PUBLISHED : Thursday, 24 November, 2011, 12:00am
UPDATED : Thursday, 24 November, 2011, 12:00am
 

A senior Hebei official dismissed over the melamine-tainted baby formula scandal in 2008 has returned - appearing at an important Communist Party meeting in the province, state media reports.

Wu Xianguo, former party boss of Shijiazhuang and a former member of the standing committee of the Communist Party in Hebei, appears to be the latest in a string of sacked officials returning to political roles.

According to Xinhuanet.com, the online version of the central government's mouthpiece, Wu attended the party's meeting on Friday as an observer.

He was removed from his positions for his 'leadership role' in covering up and not properly dealing with the milk scandal.

At least six babies died and more than 300,000 children suffered kidney problems after consuming the melamine-tainted milk.

Many other officials who had been disgraced for their roles in this event later resurfaced in high positions, including Li Changjiang, the former head of the General Administration of Quality Supervision, Inspection and Quarantine, who was named deputy chairman of a national working group combatting pornography in 2009.

Wu's appearance could serve as a signal that he will return 'as a senior government official', according to Dr Chen Daoyin, an associate professor of political science at the Shanghai University of Political Science and Law.

The report triggered a strong public outcry yesterday.

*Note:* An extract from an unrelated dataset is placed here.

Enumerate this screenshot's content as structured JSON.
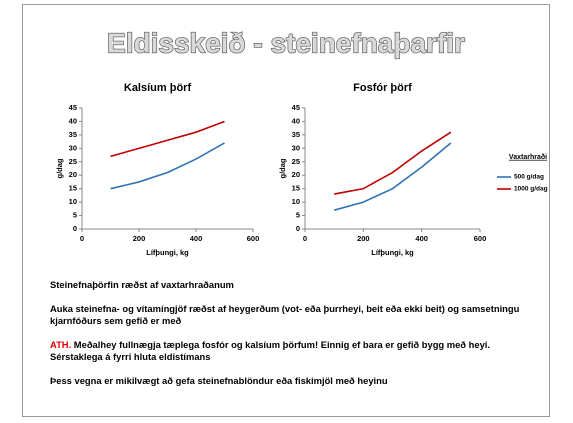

An internet user on 163.com, a major news portal, said Wu's comeback was 'humiliating' for the tens of thousands of families with babies hurt by the tainted milk.

Over the past few years the public has been unhappy that many officials sacked over serious public incidents returned - some to major positions.

Chen said it was normal for dismissed officials to be reinstated, but people in China generally distrusted officials and the government, so they suspected that disgraced officials' returns were due to a lack of transparency in officials' appointments.

'The process of appointing officials is quite random and full of irregularities,' he said.